I’ve got three friends that give me unfailing book recommendations: Scott, Chuck, and Remo. This one came from Scott.

Elvis Cole is a private eye in LA who has a partner named Joe Pike. I’ve enjoyed the series so much that I’ve already finished the first three books. The first book in the series, The Monkey’s Raincoat, was published in 1987 but is set a couple of years earlier – before cell phones became ubiquitous. It’s a nice reminder of the days when you had to carry change for pay phones and sometimes found them occupied, forcing you to wait or find a phone down the block. I have college memories of pay phones lined up at the student center like port-a-potties at a 10K. Ah, the heady days of actually being out of touch.

Cole and Pike are both Army vets who served in Vietnam. Both picked up a fair amount of toughness from the experience although Pike is the one who became “very good at inflicting violence.”

I’m reading the books in order because I enjoy seeing authors mature in their style and ability over time.
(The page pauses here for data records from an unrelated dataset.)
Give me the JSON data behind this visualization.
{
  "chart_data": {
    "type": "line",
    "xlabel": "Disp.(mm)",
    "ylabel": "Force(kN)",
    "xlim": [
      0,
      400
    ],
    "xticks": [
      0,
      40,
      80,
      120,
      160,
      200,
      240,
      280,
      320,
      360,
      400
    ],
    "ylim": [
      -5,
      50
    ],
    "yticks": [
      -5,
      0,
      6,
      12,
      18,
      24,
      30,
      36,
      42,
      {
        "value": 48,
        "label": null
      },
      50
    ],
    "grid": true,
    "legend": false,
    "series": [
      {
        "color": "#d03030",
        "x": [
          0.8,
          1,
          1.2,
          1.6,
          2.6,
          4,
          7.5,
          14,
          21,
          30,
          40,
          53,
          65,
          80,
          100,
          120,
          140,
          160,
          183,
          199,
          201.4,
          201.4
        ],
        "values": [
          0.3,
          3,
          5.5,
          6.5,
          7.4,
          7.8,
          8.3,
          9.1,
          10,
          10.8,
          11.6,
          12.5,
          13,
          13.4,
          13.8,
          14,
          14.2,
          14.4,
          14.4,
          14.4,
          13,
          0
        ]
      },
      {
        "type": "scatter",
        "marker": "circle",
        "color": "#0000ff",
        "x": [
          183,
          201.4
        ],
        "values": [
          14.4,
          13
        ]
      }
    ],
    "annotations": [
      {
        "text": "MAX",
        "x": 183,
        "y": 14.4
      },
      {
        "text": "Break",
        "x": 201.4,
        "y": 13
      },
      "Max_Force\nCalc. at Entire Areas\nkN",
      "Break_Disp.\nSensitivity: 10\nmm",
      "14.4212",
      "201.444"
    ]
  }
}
Thus far, they’re all worth reading and remind me of a blend of Michael Connelly’s Bosch series and John Sanford’s Prey series. 

If you’re unwilling to commit to the entire 19 (!) book series, consider starting with The Sentry. Mostly the books stand alone with only minor ties to earlier works – nothing that spoils the story if you read them out of order.

Not by Robert Crais, but a great book. Buy it here.

The Monkey’s Raincoat starts in LA and involves a wife looking for her missing husband and son. At one point the story takes them up to the High Desert near where I used to live and fly. It’s interesting to see places you’ve lived through someone else’s eyes. 

As a writer, Crais does a couple of things that I appreciated in the novel. First of all, he gives some insight into how marriage and relationships change people – even when we don’t see it. It’s very nicely done. The second is that the characters are well developed. Pike comes off as a caricature at first and develops much later than Cole, but Crais develops them both.

These aren’t Sci Fi, but are great stories nonetheless. On the Feral Scale, Monkey’s Raincoat comes in at an 8.